Wild Horse Information
Hors-Sens


Solid Information Needed to Manage

Free-Roaming Horses & Burros

 

From the Wild Free-Roaming Horse and Burro Act of 1971, “Congress finds and declares that wild free-roaming horses and burros are living symbols of the historic and pioneer spirit of the West; that they contribute to the diversity of life forms within the Nation and enrich the lives of the American people; and that these horses and burros are fast disappearing from the American scene. It is the policy of Congress that wild free-roaming horses and burros shall be protected from capture, branding, harassment, or death; and to accomplish this, they are to be considered in the area where presently found, as an integral part of the natural system of the public lands.”

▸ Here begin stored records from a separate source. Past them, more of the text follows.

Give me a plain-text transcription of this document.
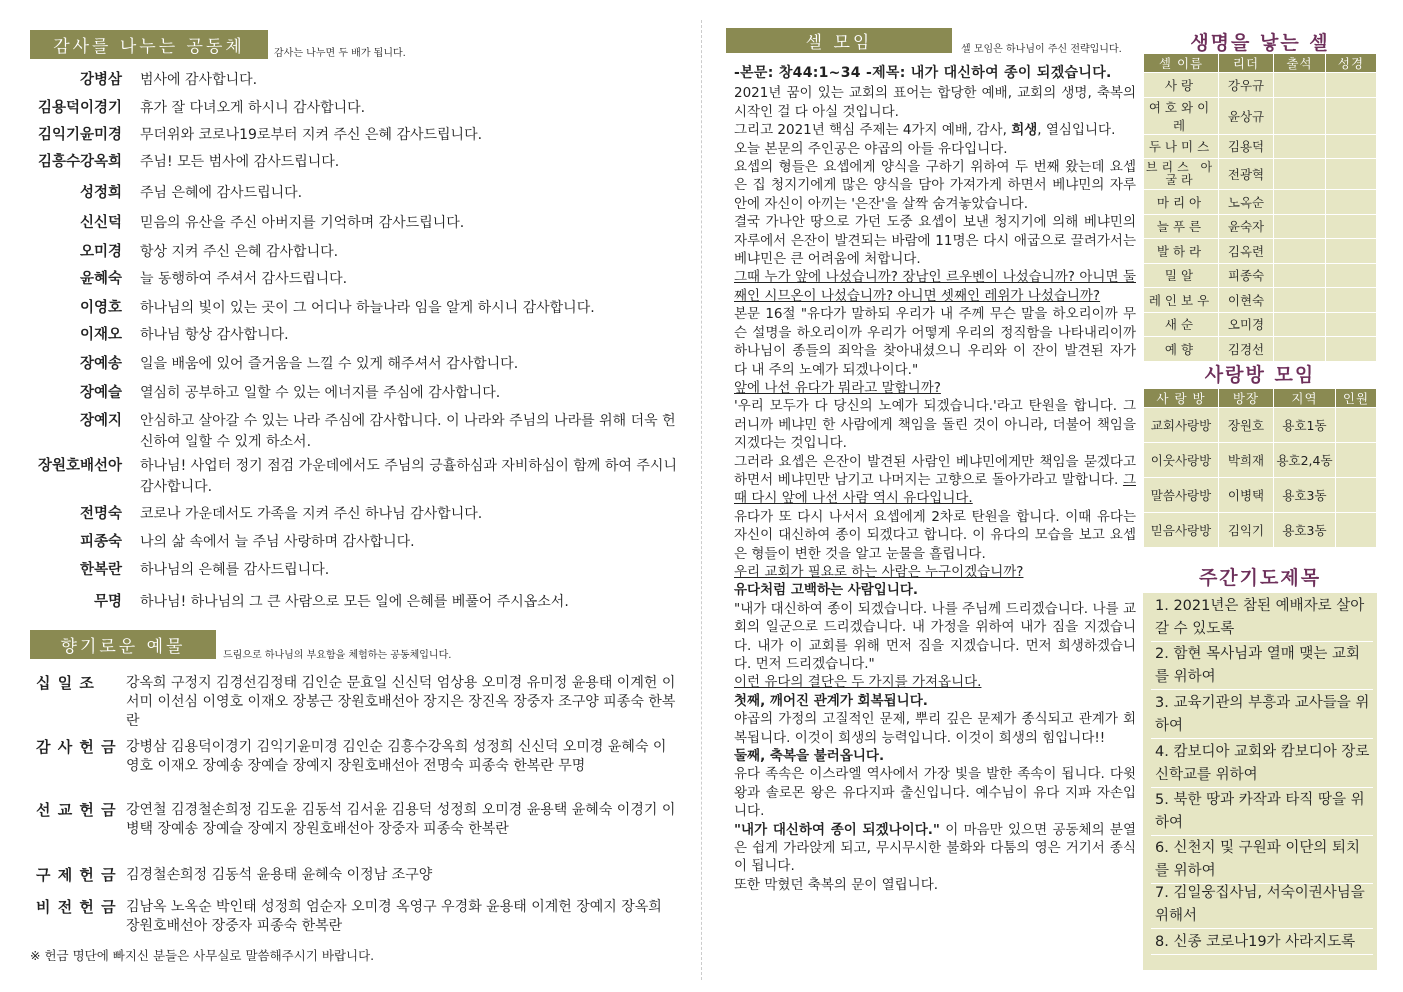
감사를 나누는 공동체	감사는 나누면 두 배가 됩니다.
강병삼 범사에 감사합니다.
김용덕이경기 휴가 잘 다녀오게 하시니 감사합니다.
김익기윤미경 무더위와 코로나19로부터 지켜 주신 은혜 감사드립니다.
김흥수강옥희 주님! 모든 범사에 감사드립니다.
성정희 주님 은혜에 감사드립니다.
신신덕 믿음의 유산을 주신 아버지를 기억하며 감사드립니다.
오미경 항상 지켜 주신 은혜 감사합니다.
윤혜숙 늘 동행하여 주셔서 감사드립니다.
이영호 하나님의 빛이 있는 곳이 그 어디나 하늘나라 임을 알게 하시니 감사합니다.
이재오 하나님 항상 감사합니다.
장예송 일을 배움에 있어 즐거움을 느낄 수 있게 해주셔서 감사합니다.
장예슬 열심히 공부하고 일할 수 있는 에너지를 주심에 감사합니다.
장예지 안심하고 살아갈 수 있는 나라 주심에 감사합니다. 이 나라와 주님의 나라를 위해 더욱 헌신하여 일할 수 있게 하소서.
장원호배선아 하나님! 사업터 정기 점검 가운데에서도 주님의 긍휼하심과 자비하심이 함께 하여 주시니 감사합니다.
전명숙 코로나 가운데서도 가족을 지켜 주신 하나님 감사합니다.
피종숙 나의 삶 속에서 늘 주님 사랑하며 감사합니다.
한복란 하나님의 은혜를 감사드립니다.
무명 하나님! 하나님의 그 큰 사람으로 모든 일에 은혜를 베풀어 주시옵소서.
향기로운 예물	드림으로 하나님의 부요함을 체험하는 공동체입니다.
십 일 조	강옥희 구정지 김경선김정태 김인순 문효일 신신덕 엄상용 오미경 유미정 윤용태 이계헌 이서미 이선심 이영호 이재오 장봉근 장원호배선아 장지은 장진옥 장중자 조구양 피종숙 한복란
감 사 헌 금 강병삼 김용덕이경기 김익기윤미경 김인순 김흥수강옥희 성정희 신신덕 오미경 윤혜숙 이영호 이재오 장예송 장예슬 장예지 장원호배선아 전명숙 피종숙 한복란 무명
선 교 헌 금 강연철 김경철손희정 김도윤 김동석 김서윤 김용덕 성정희 오미경 윤용택 윤혜숙 이경기 이병택 장예송 장예슬 장예지 장원호배선아 장중자 피종숙 한복란
구 제 헌 금 김경철손희정 김동석 윤용태 윤혜숙 이정남 조구양
비 전 헌 금 김남옥 노옥순 박인태 성정희 엄순자 오미경 옥영구 우경화 윤용태 이계헌 장예지 장옥희 장원호배선아 장중자 피종숙 한복란
※ 헌금 명단에 빠지신 분들은 사무실로 말씀해주시기 바랍니다.
셀 모임	셀 모임은 하나님이 주신 전략입니다.
-본문: 창44:1~34 -제목: 내가 대신하여 종이 되겠습니다.

2021년 꿈이 있는 교회의 표어는 합당한 예배, 교회의 생명, 축복의 시작인 걸 다 아실 것입니다.

그리고 2021년 핵심 주제는 4가지 예배, 감사, 희생, 열심입니다.

오늘 본문의 주인공은 야곱의 아들 유다입니다.

요셉의 형들은 요셉에게 양식을 구하기 위하여 두 번째 왔는데 요셉은 집 청지기에게 많은 양식을 담아 가져가게 하면서 베냐민의 자루 안에 자신이 아끼는 '은잔'을 살짝 숨겨놓았습니다.

결국 가나안 땅으로 가던 도중 요셉이 보낸 청지기에 의해 베냐민의 자루에서 은잔이 발견되는 바람에 11명은 다시 애굽으로 끌려가서는 베냐민은 큰 어려움에 처합니다.

그때 누가 앞에 나섰습니까? 장남인 르우벤이 나섰습니까? 아니면 둘째인 시므온이 나섰습니까? 아니면 셋째인 레위가 나섰습니까?

본문 16절 "유다가 말하되 우리가 내 주께 무슨 말을 하오리이까 무슨 설명을 하오리이까 우리가 어떻게 우리의 정직함을 나타내리이까 하나님이 종들의 죄악을 찾아내셨으니 우리와 이 잔이 발견된 자가 다 내 주의 노예가 되겠나이다."

앞에 나선 유다가 뭐라고 말합니까?

'우리 모두가 다 당신의 노예가 되겠습니다.'라고 탄원을 합니다. 그러니까 베냐민 한 사람에게 책임을 돌린 것이 아니라, 더불어 책임을 지겠다는 것입니다.

그러라 요셉은 은잔이 발견된 사람인 베냐민에게만 책임을 묻겠다고 하면서 베냐민만 남기고 나머지는 고향으로 돌아가라고 말합니다. 그때 다시 앞에 나선 사람 역시 유다입니다.

유다가 또 다시 나서서 요셉에게 2차로 탄원을 합니다. 이때 유다는 자신이 대신하여 종이 되겠다고 합니다. 이 유다의 모습을 보고 요셉은 형들이 변한 것을 알고 눈물을 흘립니다.

우리 교회가 필요로 하는 사람은 누구이겠습니까?

유다처럼 고백하는 사람입니다.

"내가 대신하여 종이 되겠습니다. 나를 주님께 드리겠습니다. 나를 교회의 일군으로 드리겠습니다. 내 가정을 위하여 내가 짐을 지겠습니다. 내가 이 교회를 위해 먼저 짐을 지겠습니다. 먼저 희생하겠습니다. 먼저 드리겠습니다."

이런 유다의 결단은 두 가지를 가져옵니다.

첫째, 깨어진 관계가 회복됩니다.

야곱의 가정의 고질적인 문제, 뿌리 깊은 문제가 종식되고 관계가 회복됩니다. 이것이 희생의 능력입니다. 이것이 희생의 힘입니다!!

둘째, 축복을 불러옵니다.

유다 족속은 이스라엘 역사에서 가장 빛을 발한 족속이 됩니다. 다윗 왕과 솔로몬 왕은 유다지파 출신입니다. 예수님이 유다 지파 자손입니다.

"내가 대신하여 종이 되겠나이다." 이 마음만 있으면 공동체의 분열은 쉽게 가라앉게 되고, 무시무시한 불화와 다툼의 영은 거기서 종식이 됩니다.

또한 막혔던 축복의 문이 열립니다.

생명을 낳는 셀
셀 이름	리더	출석	성경
사랑	강우규		
여호와이레	윤상규		
두나미스	김용덕		
브리스 아굴라	전광혁		
마리아	노옥순		
늘푸른	윤숙자		
발하라	김옥련		
밀알	피종숙		
레인보우	이현숙		
새순	오미경		
예향	김경선		
사랑방 모임
사 랑 방	방장	지역	인원
교회사랑방	장원호	용호1동	
이웃사랑방	박희재	용호2,4동	
말씀사랑방	이병택	용호3동	
믿음사랑방	김익기	용호3동	
주간기도제목
1. 2021년은 참된 예배자로 살아갈 수 있도록
2. 함현 목사님과 열매 맺는 교회를 위하여
3. 교육기관의 부흥과 교사들을 위하여
4. 캄보디아 교회와 캄보디아 장로신학교를 위하여
5. 북한 땅과 카작과 타직 땅을 위하여
6. 신천지 및 구원파 이단의 퇴치를 위하여
7. 김일웅집사님, 서숙이권사님을 위해서
8. 신종 코로나19가 사라지도록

Congress took responsibility for the management of free-roaming horses and burros when they passed the Wild Horse and Burro Act of 1971 and took it away from those who had been getting the job done.  In 1971 the free-roaming horses and burros needed a management plan, not protected.  Congress and the Act of 1971 made it impossible to properly manage the free-roaming horses and burros on our public lands.  It is important to manage them to keep their population from doubling every four years if.  Mother nature will take care of horse and burro populations when they reach levels the range will not support.  There is nothing kind or gentle when nature reduces their populations!  Horses, burros and other animals they share the range with will suffer lingering deaths caused by starvation, lack of water and illnesses caused by stress.   Many will suffer painful lingering deaths and the entire ecosystem will suffer.

By 1976 the wild horse and burro populations on the public lands of the West had doubled prompting Congress to change the Act of 1971 to allow helicopter gathers and use motorized vehicles for transportation.  With helicopters, The Wild Horse and Burro Program was able to slow population growth.  Between 1976 and 2001 the wild horse and burro populations ranged from 42,000 to 60,000 head.  In 2007 the Wild Horse and Burro Program almost reached the Appropriate Management Level (AML) of approximately 27,000 head of wild free-roaming horses and burros on the public lands.  It took over 36 years to almost reach AML.  But to do that, 30,000 head of horses and burros were warehoused in off the range in feedlots and on pastures.  The number of animals in the Wild Horse and Burro Program had not been reduced.

In the spring of 2019, there was 88,000 head of horses and burros on the range (three times AML) and another 50,000 off the range.  After almost 50 years, it is time to change or eliminate the Wild Horse and Burro Act of 1971!  The Act has failed and was based on misinformation and Myths.  It needs to be replaced with a management plan based on solid information. 

What the public, Congress and wild horse advocates know about free-roaming horses is mainly emotionally charged misinformation and myths that make it impossible to develop a realistic management plan for free-roaming horses and burros.  No matter what it is called, horse sense, reason and logic or critical thinking, all need solid information to make good judgments and reach good decisions!

For healthy horses and burros on healthy ranges, they need to be well managed.  If the wild horse advocates do not allow the free-roaming horses and burros to be properly managed, they need to be removed from the range.  There are only two options, properly manage the free-roaming horses and burros or remove them.  It is that simple.

This website is a source of solid information needed to pull together a realistic management plan supported by critical thinking.